The channels, published in English, Farsi and Turkish, each had several thousand subscribers, and some uploads had hundreds of thousands of views. All of them were offline by late Tuesday, with statements saying the channels had been terminated “due to multiple or severe violations” of YouTube’s policies.

Events leading up to the shooting

Aghdam’s father, Ismail Aghdam, told the Mercury News on Tuesday that his daughter had complained to her family in recent weeks that YouTube was censoring her videos and cutting back her revenue from advertising.

YouTube users can earn money through advertisements, but the company often “demonetizes" videos that contain content it deems controversial, including profanity, violence or sexually suggestive material. A YouTube representative didn’t immediately respond to a message seeking comment.

Sometime before the shooting, Aghdam’s family reported that she had been missing since Saturday, and her father warned police she might be going to YouTube because she “hated” the company, according to the Mercury News.

Before dawn Tuesday morning, police in Mountain View, Calif., found a woman of the same name sleeping in her car in a parking lot, a Mountain View Police Department spokesman told The Washington Post in a statement.

“Our officers made contact with the woman after the license plate of her vehicle matched that of a missing person out of Southern California,” the statement read. “The woman confirmed her identity to us and answered subsequent questions. At the conclusion of our discussion, her family was notified that she had been located.”

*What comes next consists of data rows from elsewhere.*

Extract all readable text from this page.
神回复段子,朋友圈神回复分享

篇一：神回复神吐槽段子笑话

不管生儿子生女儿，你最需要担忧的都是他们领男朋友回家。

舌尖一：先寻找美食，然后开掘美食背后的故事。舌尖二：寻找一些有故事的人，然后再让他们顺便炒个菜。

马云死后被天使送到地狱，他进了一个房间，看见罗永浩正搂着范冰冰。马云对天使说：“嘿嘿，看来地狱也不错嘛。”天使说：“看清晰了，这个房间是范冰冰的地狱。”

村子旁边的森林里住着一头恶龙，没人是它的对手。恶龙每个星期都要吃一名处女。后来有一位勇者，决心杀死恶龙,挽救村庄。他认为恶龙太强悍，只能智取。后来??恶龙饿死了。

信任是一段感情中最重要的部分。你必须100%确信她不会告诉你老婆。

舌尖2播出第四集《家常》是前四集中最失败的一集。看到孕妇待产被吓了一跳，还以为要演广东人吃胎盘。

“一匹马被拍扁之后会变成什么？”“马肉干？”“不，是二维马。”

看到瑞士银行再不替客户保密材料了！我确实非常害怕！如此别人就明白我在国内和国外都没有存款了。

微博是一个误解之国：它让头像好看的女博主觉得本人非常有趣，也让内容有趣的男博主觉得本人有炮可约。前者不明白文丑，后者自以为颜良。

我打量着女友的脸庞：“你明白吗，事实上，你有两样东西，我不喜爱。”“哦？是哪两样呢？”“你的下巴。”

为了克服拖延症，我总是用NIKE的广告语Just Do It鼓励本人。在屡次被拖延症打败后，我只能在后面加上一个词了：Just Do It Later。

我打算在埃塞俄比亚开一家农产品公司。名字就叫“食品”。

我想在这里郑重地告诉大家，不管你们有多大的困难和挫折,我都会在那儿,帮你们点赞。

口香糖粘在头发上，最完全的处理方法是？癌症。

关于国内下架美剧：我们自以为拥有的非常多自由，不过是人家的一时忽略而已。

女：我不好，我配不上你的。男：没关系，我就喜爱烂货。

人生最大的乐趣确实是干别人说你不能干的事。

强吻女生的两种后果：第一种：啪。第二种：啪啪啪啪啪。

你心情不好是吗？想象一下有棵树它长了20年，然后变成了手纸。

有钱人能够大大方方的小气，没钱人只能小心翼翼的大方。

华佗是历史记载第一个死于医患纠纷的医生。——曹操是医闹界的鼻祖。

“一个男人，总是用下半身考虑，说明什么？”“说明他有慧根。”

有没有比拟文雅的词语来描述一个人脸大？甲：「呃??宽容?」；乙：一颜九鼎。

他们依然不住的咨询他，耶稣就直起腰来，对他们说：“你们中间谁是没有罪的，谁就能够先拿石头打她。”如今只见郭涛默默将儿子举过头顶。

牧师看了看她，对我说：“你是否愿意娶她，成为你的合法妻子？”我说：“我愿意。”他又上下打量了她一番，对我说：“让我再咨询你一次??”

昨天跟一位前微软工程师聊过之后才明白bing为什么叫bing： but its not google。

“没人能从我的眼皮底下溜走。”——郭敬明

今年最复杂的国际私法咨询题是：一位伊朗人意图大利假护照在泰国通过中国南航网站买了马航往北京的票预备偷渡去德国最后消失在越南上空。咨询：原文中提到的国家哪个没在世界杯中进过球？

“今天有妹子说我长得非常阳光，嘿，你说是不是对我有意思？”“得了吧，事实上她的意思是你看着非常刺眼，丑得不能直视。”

Google, YouTube’s parent company, is headquartered in Mountain View, which is roughly 30 miles southeast of San Bruno. Aghdam’s car was not near the Google campus, according to police.

Her father told the Mercury News that he didn’t know how Aghdam got ahold of a gun. “Maybe she bought one” recently, he told the newspaper. She didn’t appear to have any criminal record, and family members told local media she wasn’t a violent person

Veganism and animal rights appear to have been longtime concerns for Aghdam. She often posted about vegan cooking and linked to graphic videos showing animals being slaughtered or abused.

In May 2011, she set up a nonprofit in California called Peace Thunder whose goal was to “educate people about animal cruelty, environmental pollution and how to make healthy choices and save the world and animals from extinction,” according to state public records. She dissolved the organization later that year, records show.

San Bruno police said they were investigating a motive for the shooting. “At this time there is no evidence that the shooter knew the victims of this shooting or that individuals were specifically targeted,” police said in a statement.